#ThrowbackThursday: Angels With Dirty Faces Review
I originally wrote this review right after reading Angels With Dirty Faces a couple of years ago. Hopefully my review encourages you to check this book out if you haven't read it yet.
Angels With Dirty Faces by Walidah Imarisha is a phenomenal book. I appreciate how she intertwines her personal history, particularly with experiencing sexual violence, and the stories of her chosen adopted brother Kakamia and Mac, a former member of a notorious NYC Irish gang, whom she met through Kakamia, to force us to question what is true justice, healing and accountability. Like the majority of rape and sexual assault survivors, Walidah did not report her rape to the police, instead, she attempted to utilize community-based restorative justice methods, to hold her partner accountable for the harm he caused her, and to facilitate her own healing. I really appreciate and admire how Walidah shows the messiness of implementing restorative and transformative justice practices, and how processes are not always perfect, but we have to keep trying and make genuine efforts improve. Her story, combined with Kakamia and Mac’s, both of whom were imprisoned for violent crimes, forces us to see the humanity in all people, even those who do great harm to others.

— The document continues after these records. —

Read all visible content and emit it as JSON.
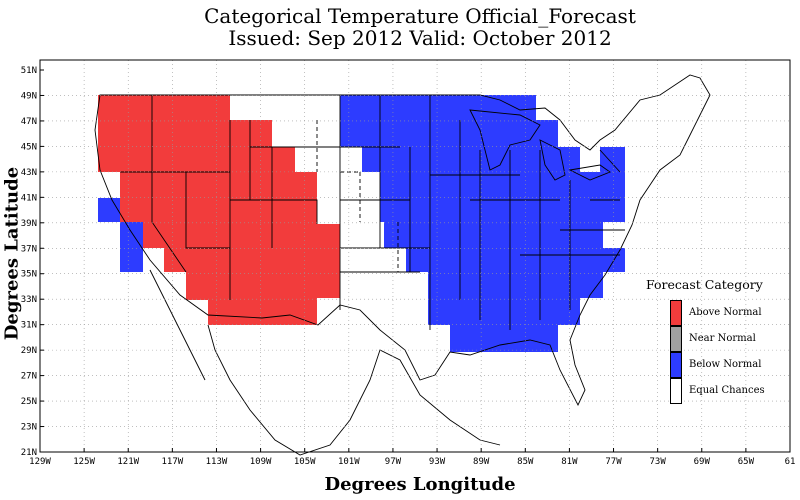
{
  "title_line1": "Categorical Temperature Official_Forecast",
  "title_line2": "Issued: Sep 2012 Valid: October 2012",
  "xlabel": "Degrees Longitude",
  "ylabel": "Degrees Latitude",
  "x_ticks": [
    "129W",
    "125W",
    "121W",
    "117W",
    "113W",
    "109W",
    "105W",
    "101W",
    "97W",
    "93W",
    "89W",
    "85W",
    "81W",
    "77W",
    "73W",
    "69W",
    "65W",
    "61"
  ],
  "y_ticks": [
    "51N",
    "49N",
    "47N",
    "45N",
    "43N",
    "41N",
    "39N",
    "37N",
    "35N",
    "33N",
    "31N",
    "29N",
    "27N",
    "25N",
    "23N",
    "21N"
  ],
  "legend": {
    "title": "Forecast Category",
    "items": [
      {
        "label": "Above Normal",
        "color": "#f23c3c"
      },
      {
        "label": "Near Normal",
        "color": "#a0a0a0"
      },
      {
        "label": "Below Normal",
        "color": "#2d3cff"
      },
      {
        "label": "Equal Chances",
        "color": "#ffffff"
      }
    ]
  },
  "colors": {
    "above": "#f23c3c",
    "below": "#2d3cff"
  }
}
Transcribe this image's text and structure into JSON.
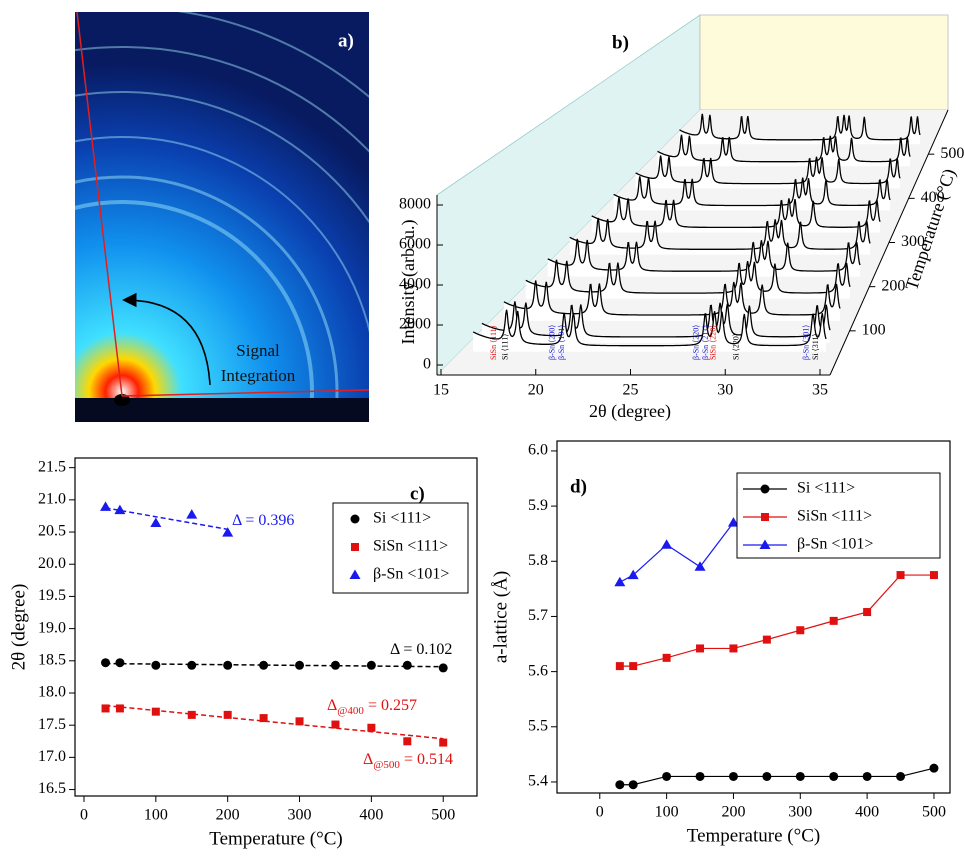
{
  "image_panel": {
    "label": "a)",
    "annotation": [
      "Signal",
      "Integration"
    ]
  },
  "chart_data": [
    {
      "type": "waterfall3d",
      "label": "b)",
      "xlabel": "2θ (degree)",
      "ylabel": "Intensity (arb. u.)",
      "zlabel": "Temperature (°C)",
      "xlim": [
        15,
        35
      ],
      "xticks": [
        15,
        20,
        25,
        30,
        35
      ],
      "yticks": [
        0,
        2000,
        4000,
        6000,
        8000
      ],
      "zlim": [
        0,
        600
      ],
      "zticks": [
        100,
        200,
        300,
        400,
        500
      ],
      "temperatures": [
        30,
        50,
        100,
        150,
        200,
        250,
        300,
        350,
        400,
        450,
        500
      ],
      "peaks": [
        {
          "label": "SiSn ⟨111⟩",
          "x": 17.8,
          "color": "#e01010"
        },
        {
          "label": "Si ⟨111⟩",
          "x": 18.4,
          "color": "#000000"
        },
        {
          "label": "β-Sn ⟨200⟩",
          "x": 20.9,
          "color": "#1a1acc"
        },
        {
          "label": "β-Sn ⟨101⟩",
          "x": 21.4,
          "color": "#1a1acc"
        },
        {
          "label": "β-Sn ⟨220⟩",
          "x": 28.5,
          "color": "#1a1acc"
        },
        {
          "label": "β-Sn ⟨211⟩",
          "x": 29.0,
          "color": "#1a1acc"
        },
        {
          "label": "SiSn ⟨220⟩",
          "x": 29.4,
          "color": "#e01010"
        },
        {
          "label": "Si ⟨220⟩",
          "x": 30.6,
          "color": "#000000"
        },
        {
          "label": "β-Sn ⟨301⟩",
          "x": 34.3,
          "color": "#1a1acc"
        },
        {
          "label": "Si ⟨311⟩",
          "x": 34.8,
          "color": "#000000"
        }
      ]
    },
    {
      "type": "scatter-fit",
      "label": "c)",
      "xlabel": "Temperature (°C)",
      "ylabel": "2θ (degree)",
      "x": [
        30,
        50,
        100,
        150,
        200,
        250,
        300,
        350,
        400,
        450,
        500
      ],
      "xlim": [
        -12.5,
        547
      ],
      "xticks": [
        0,
        100,
        200,
        300,
        400,
        500
      ],
      "ylim": [
        16.4,
        21.65
      ],
      "yticks": [
        16.5,
        {
          "value": 17,
          "label": "17.0"
        },
        17.5,
        {
          "value": 18,
          "label": "18.0"
        },
        18.5,
        {
          "value": 19,
          "label": "19.0"
        },
        19.5,
        {
          "value": 20,
          "label": "20.0"
        },
        20.5,
        {
          "value": 21,
          "label": "21.0"
        },
        21.5
      ],
      "series": [
        {
          "name": "Si <111>",
          "color": "#000000",
          "marker": "circle",
          "values": [
            18.47,
            18.47,
            18.43,
            18.43,
            18.43,
            18.43,
            18.43,
            18.43,
            18.43,
            18.43,
            18.39
          ]
        },
        {
          "name": "SiSn <111>",
          "color": "#e01010",
          "marker": "square",
          "values": [
            17.76,
            17.76,
            17.71,
            17.66,
            17.66,
            17.61,
            17.56,
            17.51,
            17.46,
            17.25,
            17.23
          ]
        },
        {
          "name": "β-Sn <101>",
          "color": "#1a1aee",
          "marker": "triangle",
          "values": [
            20.89,
            20.84,
            20.64,
            20.77,
            20.49,
            null,
            null,
            null,
            null,
            null,
            null
          ]
        }
      ],
      "annotations": [
        {
          "text": "Δ = 0.396",
          "color": "#1a1aee"
        },
        {
          "text": "Δ = 0.102",
          "color": "#000000"
        },
        {
          "text": "Δ",
          "sub": "@400",
          "after": " = 0.257",
          "color": "#e01010"
        },
        {
          "text": "Δ",
          "sub": "@500",
          "after": " = 0.514",
          "color": "#e01010"
        }
      ]
    },
    {
      "type": "line-marker",
      "label": "d)",
      "xlabel": "Temperature (°C)",
      "ylabel": "a-lattice (Å)",
      "x": [
        30,
        50,
        100,
        150,
        200,
        250,
        300,
        350,
        400,
        450,
        500
      ],
      "xlim": [
        -64,
        524
      ],
      "xticks": [
        0,
        100,
        200,
        300,
        400,
        500
      ],
      "ylim": [
        5.38,
        6.018
      ],
      "yticks": [
        5.4,
        5.5,
        5.6,
        5.7,
        5.8,
        5.9,
        {
          "value": 6,
          "label": "6.0"
        }
      ],
      "series": [
        {
          "name": "Si <111>",
          "color": "#000000",
          "marker": "circle",
          "values": [
            5.395,
            5.395,
            5.41,
            5.41,
            5.41,
            5.41,
            5.41,
            5.41,
            5.41,
            5.41,
            5.425
          ]
        },
        {
          "name": "SiSn <111>",
          "color": "#e01010",
          "marker": "square",
          "values": [
            5.61,
            5.61,
            5.625,
            5.642,
            5.642,
            5.658,
            5.675,
            5.692,
            5.708,
            5.775,
            5.775
          ]
        },
        {
          "name": "β-Sn <101>",
          "color": "#1a1aee",
          "marker": "triangle",
          "values": [
            5.762,
            5.775,
            5.83,
            5.79,
            5.87,
            null,
            null,
            null,
            null,
            null,
            null
          ]
        }
      ]
    }
  ]
}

Imprisoning people does not address the systems that structure all of our lives and that gives too many people nothing but bad and worse decisions to choose from. The violence and harm does not stop when you imprison someone; it can’t, because prisons are inherently violent themselves; they are a product of the society we live in, so of course they will be violent too. As Walidah states, “prisons are not about safety, but about control and containment of potentially rebellious populations.” It’s politically fashionable to lament about the number of people held in U.S. jails and prisons, feign shock at the racial disparities that exist, and even to advocate for the release of people convicted of nonviolent drug offenses. But that is not enough to undo and reverse the damage of decades of hyper-incarceration of mostly Black and Brown poor people. As others have so eloquently stated, even if all people incarcerated for nonviolent drug offenses are released from jails and prisons, the U.S. will still have the highest incarceration rate in the world. Jails, prisons, immigrant detention centers, coercive “treatment” or “residential” centers, and any other institution that imprisons people, must be abolished and replaced with community-based transformative justice systems.

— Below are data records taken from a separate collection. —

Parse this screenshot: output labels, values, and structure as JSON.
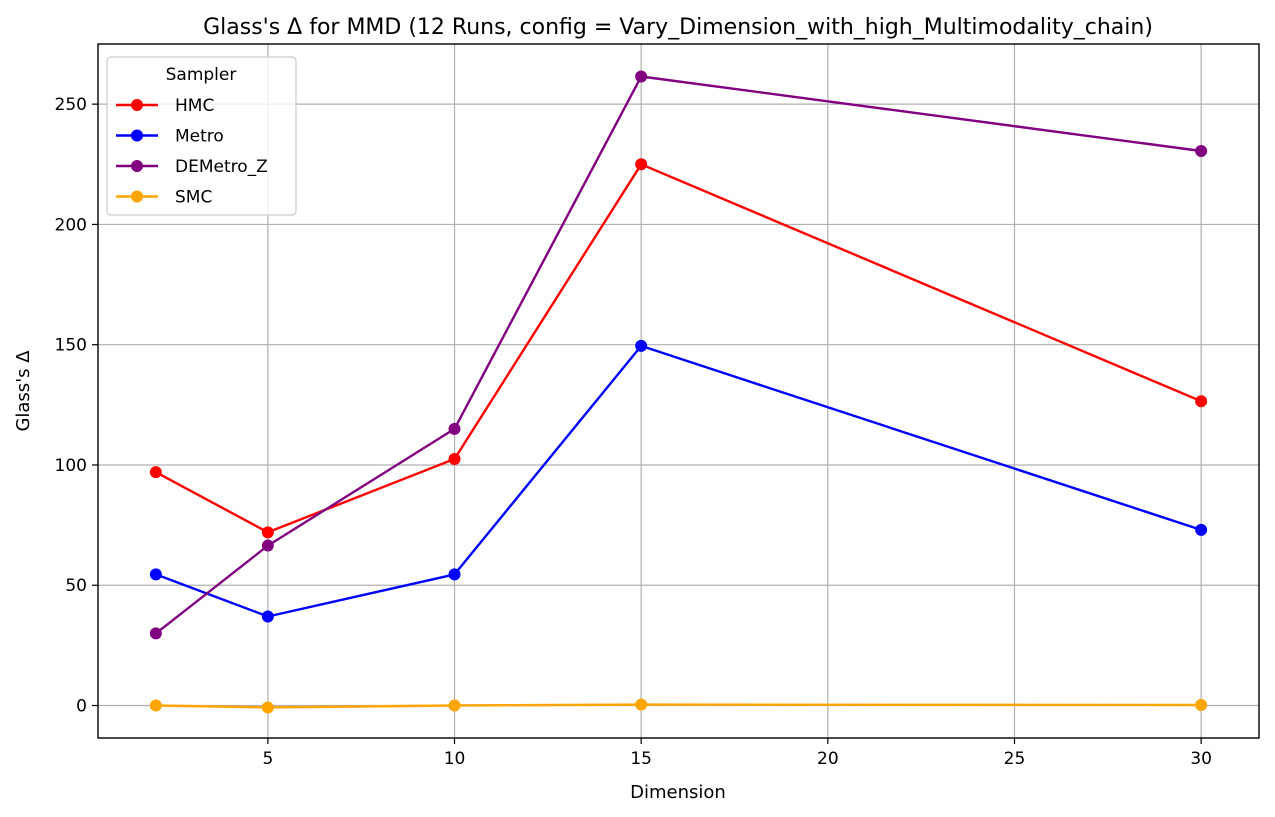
{
  "chart_data": {
    "type": "line",
    "title": "Glass's Δ for MMD (12 Runs, config = Vary_Dimension_with_high_Multimodality_chain)",
    "xlabel": "Dimension",
    "ylabel": "Glass's Δ",
    "x": [
      2,
      5,
      10,
      15,
      30
    ],
    "xlim": [
      0.45,
      31.55
    ],
    "ylim": [
      -13.5,
      275
    ],
    "xticks": [
      5,
      10,
      15,
      20,
      25,
      30
    ],
    "yticks": [
      0,
      50,
      100,
      150,
      200,
      250
    ],
    "grid": true,
    "legend": {
      "title": "Sampler",
      "placement": "top-left"
    },
    "series": [
      {
        "name": "HMC",
        "color": "#ff0000",
        "values": [
          97,
          72,
          102.5,
          225,
          126.5
        ]
      },
      {
        "name": "Metro",
        "color": "#0000ff",
        "values": [
          54.5,
          37,
          54.5,
          149.5,
          73
        ]
      },
      {
        "name": "DEMetro_Z",
        "color": "#800080",
        "values": [
          30,
          66.5,
          115,
          261.5,
          230.5
        ]
      },
      {
        "name": "SMC",
        "color": "#ffa500",
        "values": [
          0,
          -0.8,
          0,
          0.4,
          0.2
        ]
      }
    ]
  }
}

As the stories of Kakamia and Mac illustrate, people who are incarcerated each have their own unique story and history with how society’s systems have worked or not worked within their lives; but there are also similarities between their stories, even though they grew up in different eras. While Kakamia grew up in Crown Heights Brooklyn in the 1970s and 1980s and Mac in 1960s Hell’s Kitchen, the same underlying institutional structures impacted their lives, including unemployment, disinvestment, and violence. Government policies led to their communities being a kind of prison, preparing them to be incarcerated in actual prisons. Both Kakamia and Mac participated in harming other people’s lives, even ending lives. How do we hold them, and others who seriously harm our communities, accountable, outside of a punishment and retribution model that reproduces the same violence? How do we center the healing of people and communities? I don’t have the answers to these questions, but we have to continue having these hard, painful, but necessary conversations, implement transformative justice models of accountability, and if one way doesn’t work, keep trying.